After more heroic-jet-lagged-wrong-side-late-night-driving by PL we make it back to the farmhouse from Belfast. We light a coal fire, turn on the water heater and settle in with some whiskey and chat.  One by one we fall away to sleep.  Morning again comes very early as we struggle to make sense of time and space. A short walk down the lane to Andy and Jenny’s house is a bit grounding, rabbits and sheep following our progress.  Quick visit to our hosts, an exchange of armed witticisms with Andy, and we’re loaded up and off for the West of Ireland.
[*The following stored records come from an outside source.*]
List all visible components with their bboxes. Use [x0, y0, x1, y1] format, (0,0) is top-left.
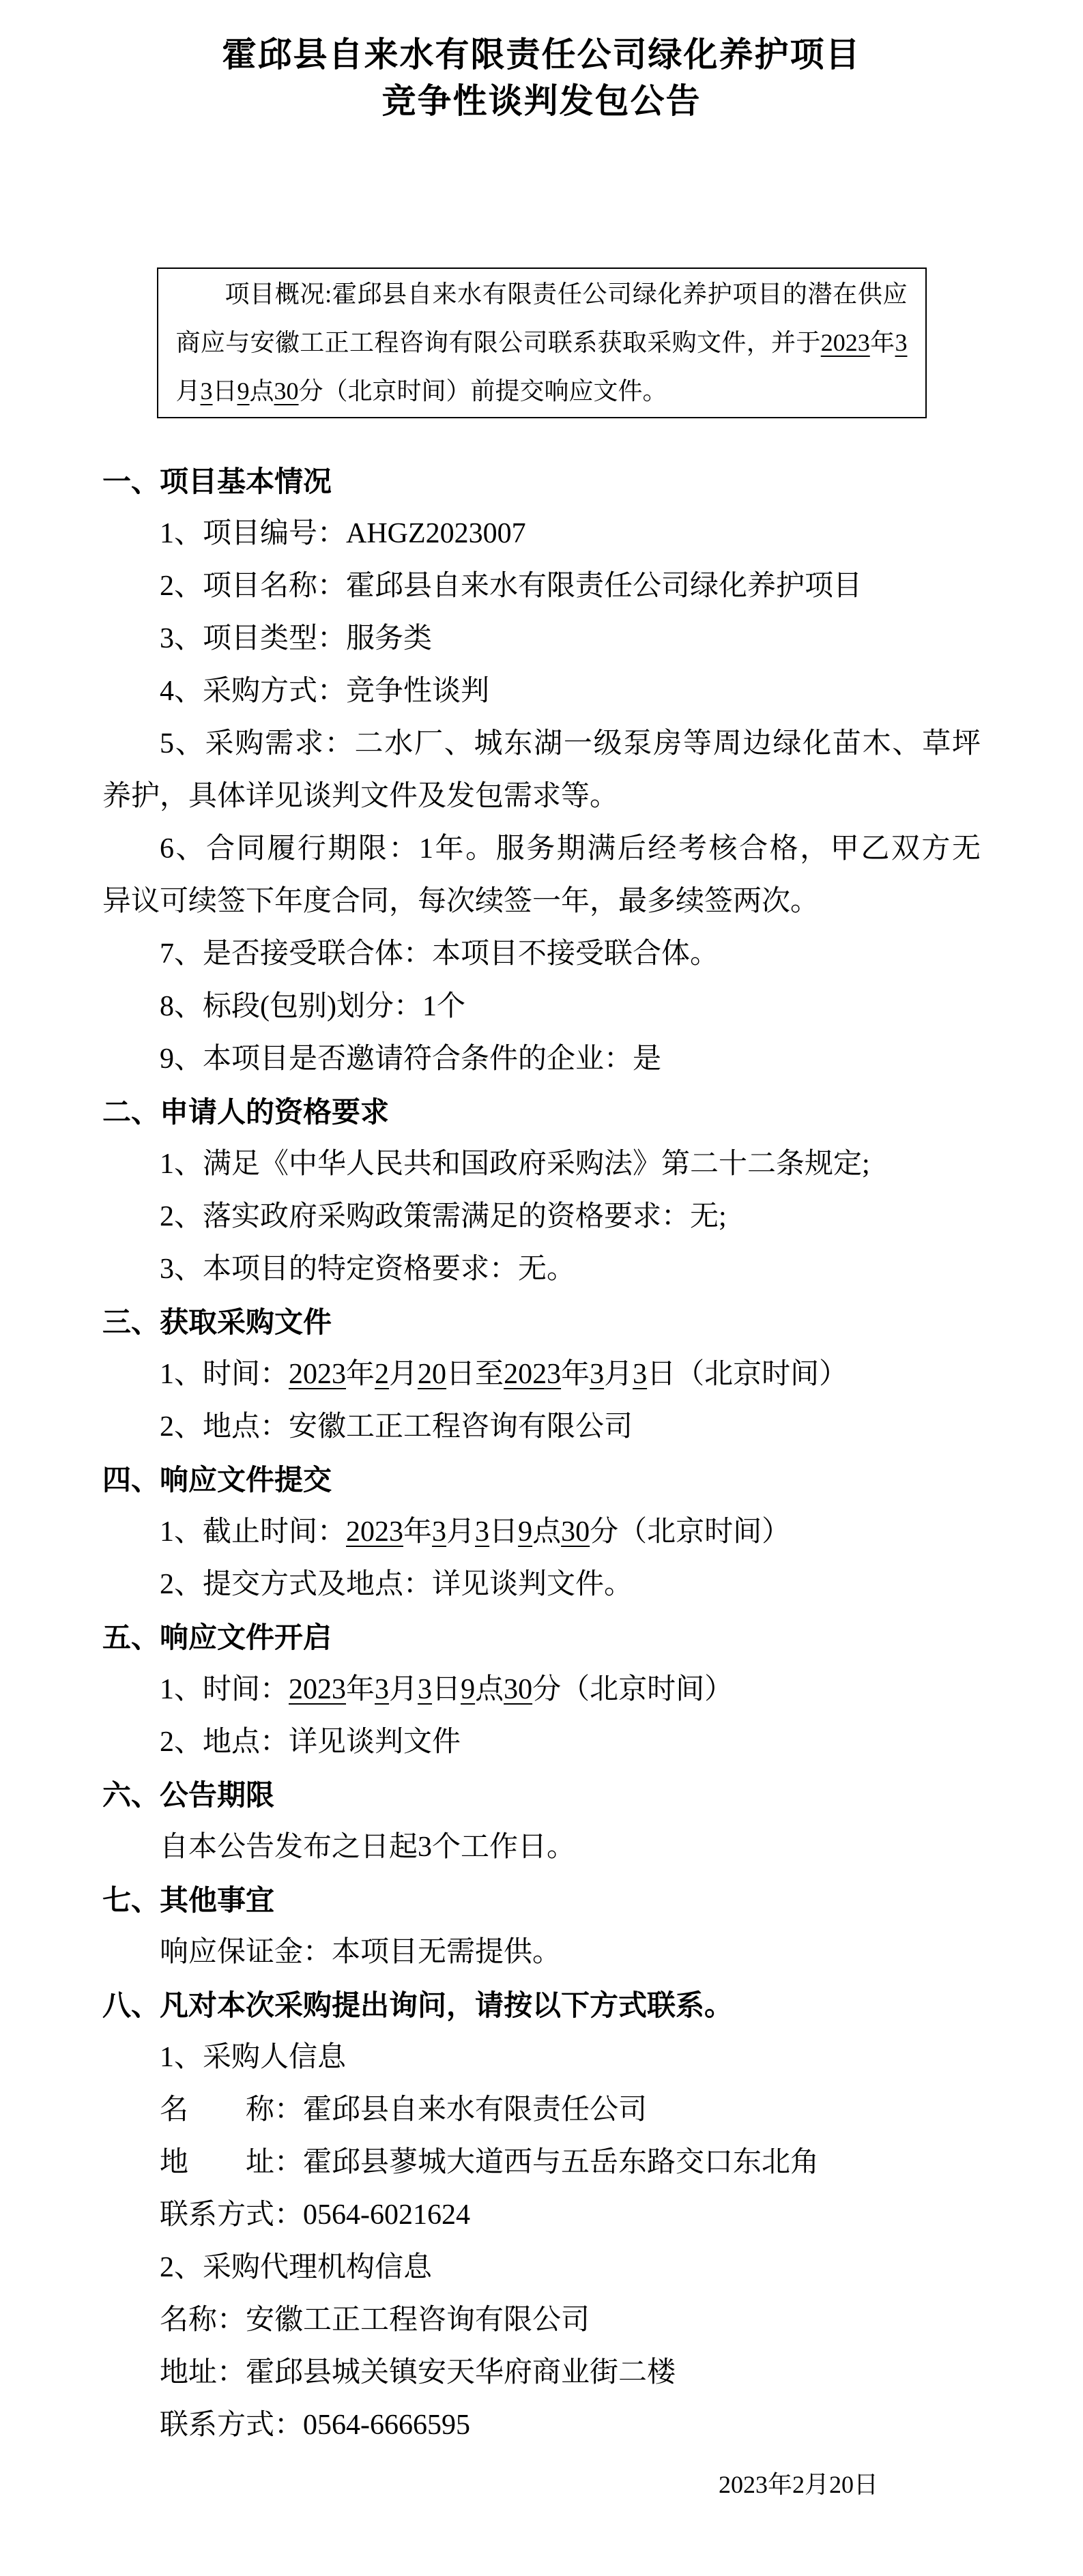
item-open-place: 2、地点：详见谈判文件: [102, 1716, 981, 1769]
publish-date: 2023年2月20日: [102, 2459, 878, 2511]
section-1-heading: 一、项目基本情况: [102, 455, 981, 508]
item-contract-term: 6、合同履行期限：1年。服务期满后经考核合格，甲乙双方无: [102, 823, 981, 875]
item-qualification-1: 1、满足《中华人民共和国政府采购法》第二十二条规定;: [102, 1138, 981, 1191]
item-lot-division: 8、标段(包别)划分：1个: [102, 981, 981, 1033]
item-contract-term-cont: 异议可续签下年度合同，每次续签一年，最多续签两次。: [102, 875, 981, 928]
deposit-text: 响应保证金：本项目无需提供。: [102, 1926, 981, 1979]
section-4-heading: 四、响应文件提交: [102, 1453, 981, 1506]
announcement-body: 一、项目基本情况 1、项目编号：AHGZ2023007 2、项目名称：霍邱县自来…: [0, 455, 1083, 2511]
item-invite-enterprises: 9、本项目是否邀请符合条件的企业：是: [102, 1033, 981, 1086]
project-summary-box: 项目概况:霍邱县自来水有限责任公司绿化养护项目的潜在供应 商应与安徽工正工程咨询…: [157, 267, 927, 418]
announcement-period-text: 自本公告发布之日起3个工作日。: [102, 1821, 981, 1874]
item-procurement-demand-cont: 养护，具体详见谈判文件及发包需求等。: [102, 770, 981, 823]
item-procurement-demand: 5、采购需求：二水厂、城东湖一级泵房等周边绿化苗木、草坪: [102, 718, 981, 770]
announcement-page: 霍邱县自来水有限责任公司绿化养护项目 竞争性谈判发包公告 项目概况:霍邱县自来水…: [0, 0, 1083, 2576]
item-submit-deadline: 1、截止时间：2023年3月3日9点30分（北京时间）: [102, 1506, 981, 1559]
item-consortium: 7、是否接受联合体：本项目不接受联合体。: [102, 928, 981, 981]
item-submit-method: 2、提交方式及地点：详见谈判文件。: [102, 1559, 981, 1611]
agent-info-label: 2、采购代理机构信息: [102, 2242, 981, 2294]
section-2-heading: 二、申请人的资格要求: [102, 1086, 981, 1138]
item-project-type: 3、项目类型：服务类: [102, 613, 981, 665]
section-7-heading: 七、其他事宜: [102, 1874, 981, 1926]
summary-line-1: 项目概况:霍邱县自来水有限责任公司绿化养护项目的潜在供应: [176, 270, 908, 319]
item-qualification-3: 3、本项目的特定资格要求：无。: [102, 1243, 981, 1296]
item-doc-time: 1、时间：2023年2月20日至2023年3月3日（北京时间）: [102, 1348, 981, 1401]
item-project-number: 1、项目编号：AHGZ2023007: [102, 508, 981, 560]
agent-name: 名称：安徽工正工程咨询有限公司: [102, 2294, 981, 2347]
item-doc-place: 2、地点：安徽工正工程咨询有限公司: [102, 1401, 981, 1453]
agent-address: 地址：霍邱县城关镇安天华府商业街二楼: [102, 2347, 981, 2399]
agent-contact: 联系方式：0564-6666595: [102, 2399, 981, 2452]
item-project-name: 2、项目名称：霍邱县自来水有限责任公司绿化养护项目: [102, 560, 981, 613]
buyer-contact: 联系方式：0564-6021624: [102, 2189, 981, 2242]
doc-title-block: 霍邱县自来水有限责任公司绿化养护项目 竞争性谈判发包公告: [0, 0, 1083, 124]
section-8-heading: 八、凡对本次采购提出询问，请按以下方式联系。: [102, 1979, 981, 2031]
doc-title-line-2: 竞争性谈判发包公告: [0, 78, 1083, 124]
item-open-time: 1、时间：2023年3月3日9点30分（北京时间）: [102, 1664, 981, 1716]
section-6-heading: 六、公告期限: [102, 1769, 981, 1821]
summary-line-3: 月3日9点30分（北京时间）前提交响应文件。: [176, 367, 908, 416]
buyer-name: 名 称：霍邱县自来水有限责任公司: [102, 2084, 981, 2137]
item-procurement-method: 4、采购方式：竞争性谈判: [102, 665, 981, 718]
section-3-heading: 三、获取采购文件: [102, 1296, 981, 1348]
section-5-heading: 五、响应文件开启: [102, 1611, 981, 1664]
summary-line-2: 商应与安徽工正工程咨询有限公司联系获取采购文件，并于2023年3: [176, 319, 908, 367]
buyer-address: 地 址：霍邱县蓼城大道西与五岳东路交口东北角: [102, 2137, 981, 2189]
buyer-info-label: 1、采购人信息: [102, 2031, 981, 2084]
doc-title-line-1: 霍邱县自来水有限责任公司绿化养护项目: [0, 31, 1083, 78]
item-qualification-2: 2、落实政府采购政策需满足的资格要求：无;: [102, 1191, 981, 1243]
As we make our way through a gauntlet of roundabouts and lanes westward the countryside becomes more wild.  Close to our destination of Balla town, County Mayo, we spot a Round Tower off in the distance and head for it.  We’ve got time.  A narrow road and a few false turns, and we find the spot.  Dating to around 930 a.d., the Meelick Round Tower is exactly that, a round stone tower about 80 feet high, one of about 120 built throughout Ireland. Their purpose is not fully understood but one hypothesis has them as places of refuge from attacking Vikings. When Vikings were spotted from the tower, the clerics and townspeople would climb a ladder to the high window then pull the ladder in.  Hopefully, the Vikings would not figure out how to overcome the ten foot climb (although they did manage to sail treacherous seas from Norway), eventually get hungry, wet, and tired and head back to their ships? Maybe so.  Maybe not.  A beautiful decaying cemetery lies at this tower’s base. Ancient headstones tumble and fall in different directions. There’s even a horse walking among them. Dreamy. We eventually break away and head on in afternoon sun and clouds to Balla, a small town of sturdy old two story stone houses filling the roadsides, no gap between the walls.
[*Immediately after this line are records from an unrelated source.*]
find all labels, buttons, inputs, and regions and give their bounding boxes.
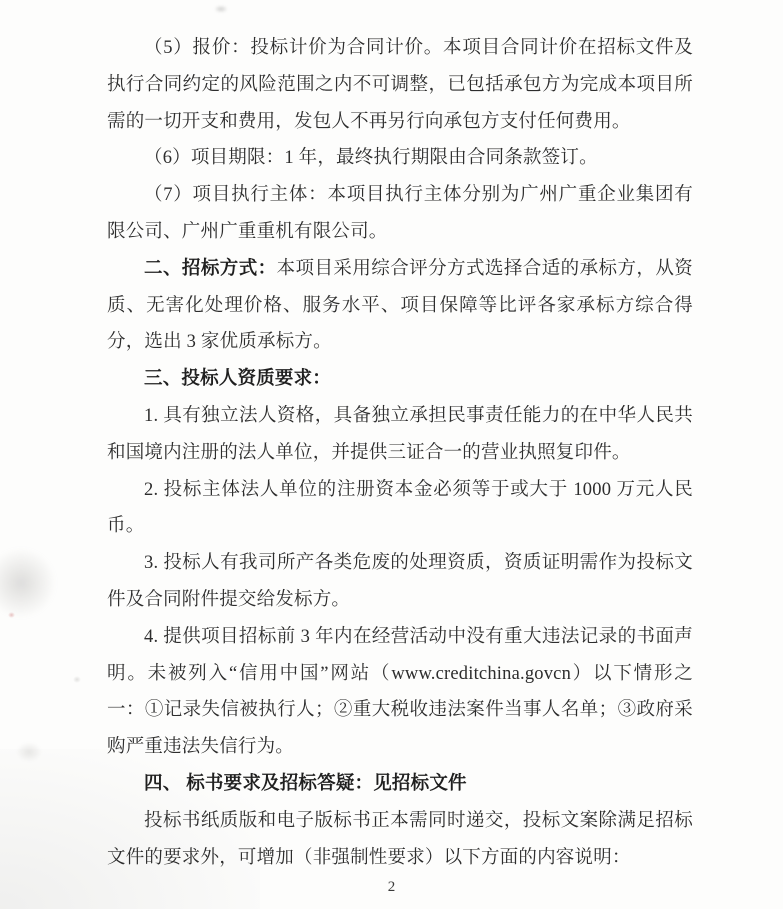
body-text: （6）项目期限：1 年，最终执行期限由合同条款签订。 bbox=[144, 148, 598, 168]
body-text: 2. 投标主体法人单位的注册资本金必须等于或大于 1000 万元人民币。 bbox=[107, 480, 693, 537]
heading-text: 四、 标书要求及招标答疑：见招标文件 bbox=[144, 774, 467, 794]
scan-smudge bbox=[214, 5, 228, 13]
paragraph: 4. 提供项目招标前 3 年内在经营活动中没有重大违法记录的书面声明。未被列入“… bbox=[107, 619, 693, 766]
paragraph: 2. 投标主体法人单位的注册资本金必须等于或大于 1000 万元人民币。 bbox=[107, 472, 693, 546]
scan-smudge bbox=[73, 676, 81, 683]
document-body: （5）报价：投标计价为合同计价。本项目合同计价在招标文件及执行合同约定的风险范围… bbox=[107, 30, 693, 876]
page-number: 2 bbox=[0, 877, 783, 897]
paragraph: （6）项目期限：1 年，最终执行期限由合同条款签订。 bbox=[107, 140, 693, 177]
paragraph: （5）报价：投标计价为合同计价。本项目合同计价在招标文件及执行合同约定的风险范围… bbox=[107, 30, 693, 140]
heading-text: 三、投标人资质要求： bbox=[144, 369, 331, 389]
body-text: 投标书纸质版和电子版标书正本需同时递交，投标文案除满足招标文件的要求外，可增加（… bbox=[107, 811, 693, 868]
paragraph: 四、 标书要求及招标答疑：见招标文件 bbox=[107, 766, 693, 803]
paragraph: 投标书纸质版和电子版标书正本需同时递交，投标文案除满足招标文件的要求外，可增加（… bbox=[107, 803, 693, 877]
body-text: （7）项目执行主体：本项目执行主体分别为广州广重企业集团有限公司、广州广重重机有… bbox=[107, 185, 693, 242]
heading-text: 二、招标方式： bbox=[144, 259, 277, 279]
paragraph: （7）项目执行主体：本项目执行主体分别为广州广重企业集团有限公司、广州广重重机有… bbox=[107, 177, 693, 251]
body-text: 1. 具有独立法人资格，具备独立承担民事责任能力的在中华人民共和国境内注册的法人… bbox=[107, 406, 693, 463]
document-page: （5）报价：投标计价为合同计价。本项目合同计价在招标文件及执行合同约定的风险范围… bbox=[0, 0, 783, 909]
paragraph: 1. 具有独立法人资格，具备独立承担民事责任能力的在中华人民共和国境内注册的法人… bbox=[107, 398, 693, 472]
scan-smudge bbox=[8, 612, 15, 618]
body-text: 4. 提供项目招标前 3 年内在经营活动中没有重大违法记录的书面声明。未被列入“… bbox=[107, 627, 693, 757]
body-text: 3. 投标人有我司所产各类危废的处理资质，资质证明需作为投标文件及合同附件提交给… bbox=[107, 553, 693, 610]
paragraph: 3. 投标人有我司所产各类危废的处理资质，资质证明需作为投标文件及合同附件提交给… bbox=[107, 545, 693, 619]
paragraph: 三、投标人资质要求： bbox=[107, 361, 693, 398]
body-text: （5）报价：投标计价为合同计价。本项目合同计价在招标文件及执行合同约定的风险范围… bbox=[107, 38, 693, 132]
scan-smudge bbox=[16, 742, 42, 762]
scan-smudge bbox=[0, 548, 56, 618]
paragraph: 二、招标方式：本项目采用综合评分方式选择合适的承标方，从资质、无害化处理价格、服… bbox=[107, 251, 693, 361]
Mannion’s is a classic Irish pub, dark wood, stools and booths, fiddles painted on the wall. When we arrive, a group of South Africans are having a birthday party and singalong with the locals.   They invite us to share in the food they have set out, stewed chicken and rice. We’re hungry and appreciate the welcoming vibe. Proprietor Chris brews us a pot of strong tea and joins us to eat. He was born upstairs in the quaint and immaculate rooms we’ll be staying in. We finish up the chicken feast and he takes us up for a tour. There appears to be a crucifix in every room. There’s a tea kettle and mugs on the table in the hall, plenty of beds and we each get our own room. We give Marc the en-suite bath–it’s his birthday, after all.

Marc Doten is a bold adventurer who has been on many musical and otherwise journeys with us over the years, playing bass and organ on many Hawks recordings, and recorded our new acoustic CD in his studio.  He knows the music well, and has diligently learned volumes of lyrics for background harmonies.  He jumped on board early for the adventure of it, and now we’re hoping there’s a financial payoff as well.  Indeed, for all of us adventurers.

We come back down and the Africans are singing and dancing. The South African women break into the three part township harmonies their region is famous for.  Beautiful.  Folks are coming in and the energy is up. The gig starts out loud. In fact, Chris hands us a note that says “Too Loud!” OK, cool, we got it. We turn down a bit and ease into the scene. We play a few sets, the Guinness is flowing, and the dancing intensifies. This is locals (and Africans) only.  These folks don’t know our music at all.  It’s a meeting of two very distant cultures, enabled by copious imbibing by all.  We bust out Waylon’s “Just Because You Asked Me To” and the place is hopping. It’s a grand time and perhaps best of all we just need to stumble upstairs to bed once they last note has been played.

The alarms go off early. We have a noon downbeat and short drive down the road to the Westport Bluegrass Fest. It’s not far but we’ve never been there and anything can happen on the Irish roads. Chris has woken early and made us the Full Irish Breakfast: fried eggs, tea and toast, beans, sausage, black and white pudding. Damn, it’s a feast. We make our way through most of it and hide little bits of the blood pudding in our napkins.   Chris, a saintly man if ever there was one, is off to Sunday mass, and we in our van westward to Westport.

Westport is a bustling market turned tourist town, its hills filled with old houses and stone mercantile buildings along a river winding through town, with roads feeding into the center downhill from all directions.  We get directions to the Clew Bay Hotel from a Polish waitress, whose English is a distinctly Irish Polish accent.  At the Hotel the promotor/soundman Urey, from Israel, has an Irish Hebrew accent.  The timeless tradition of Ireland absorbing its invaders and turning them into Irish continues.

Urey is super cool, sets us up in a corner of the hotel’s big front room.  We’re part of the Westport Bluegrass Festival, and we do our oldtimey acoustic best with PL on electric guitar.  Victoria rocks the house on snare and crash cymbal, and the band is finding its groove.  The crowd digs it, buys lots of CDs.  But our fun is haunted by a page in our printed itinerary from Andy:  please note that the Westport show ends at 2 p.m., and you have a 7 p.m. show back in County Down.  It’s a five hour drive.  The ink informs us that it’s impossible for us to make the evening show on time.   We pack up and race away, Paul L desperately trying to make the impossible deadline, which proves impossible.

We arrive a bit stressed and damp in Castlewellan, but Andy brings us into a huge pub, a pub empire, assures us all is good, they’ve switched us to last on the festival bill.  Whew.  And curse you, Andy.  And bless you, Andy.  We feast, drink, make our way down to the festival hall, do an electric set for a late but enthusiastic house.  At the end we jam with the other bands on an extended “The Weight” by The Band.  It sounds pretty damned good, the Canadian Irish American 20 piece band trading vocals and solos, a big sloshing groove.  And off into the wet night, the sky still glowing with lingering day at half eleven (that’s 11:30 p.m.).  We beg off Andy’s pub crawl, limp back to the never more welcoming farmhouse down blackened farm lanes, crawl into bed.  We are truly beat.  Jetlag can’t distinguish itself from our general weariness.